La Galleria Nazionale d’Arte Moderna e Contemporanea – guidata dall’architetta Cristina Mazzantini – celebra l’artista serba Mira Brtka, dedicandole una esposizione, curata da Angelo Bucarelli, Miroslav Rodic, Ludovica Rossi Purini e allestita da Franco Purini. Cento opere tra sculture, dipinti e costumi di scena, offrono una prospettiva completa sulla poliedrica ed inquieta artista.

Nata a Novi Banovci, l’artista si diploma all’Accademia di teatro e arte cinematografica di Belgrado e inizia il suo percorso professionale nel cinema, una passione che la porta nel 1959 a Roma, dove dopo qualche anno si diploma all’Accademia delle Belle Arti e conosce Giulio Carlo Argan. Il suo forte impegno politico la porta a diventare protagonista delle battaglie sociali e culturali del 1968 e nel 1975, quando ad esempio aderisce al Bureau for Preventive Imagination.

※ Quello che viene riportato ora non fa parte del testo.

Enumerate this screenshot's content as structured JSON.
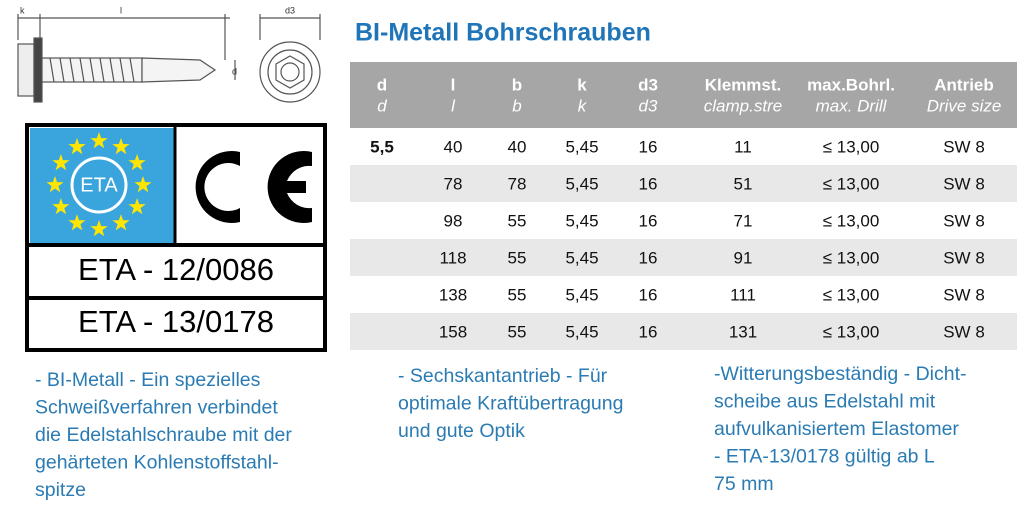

Come scritto dalla direttrice della GNAM, Mira Brkta «si trasferisce in Italia nel 1959 seguendo la passione per il cinema. Arriva nella magnifica Roma degli anni Sessanta, in quella ‘Hollywood sul Tevere’ che sapeva attirare prima della globalizzazione numerosi talenti dall’estero, in una temperie multiculturale che oggi sembra irripetibile. La mostra, dunque, svela il rapporto con la Città Eterna dell’artista balcanica, che mantiene sempre saldo un forte legame con la capitale, anche dopo il 1970, quando rientra in Jugoslavia».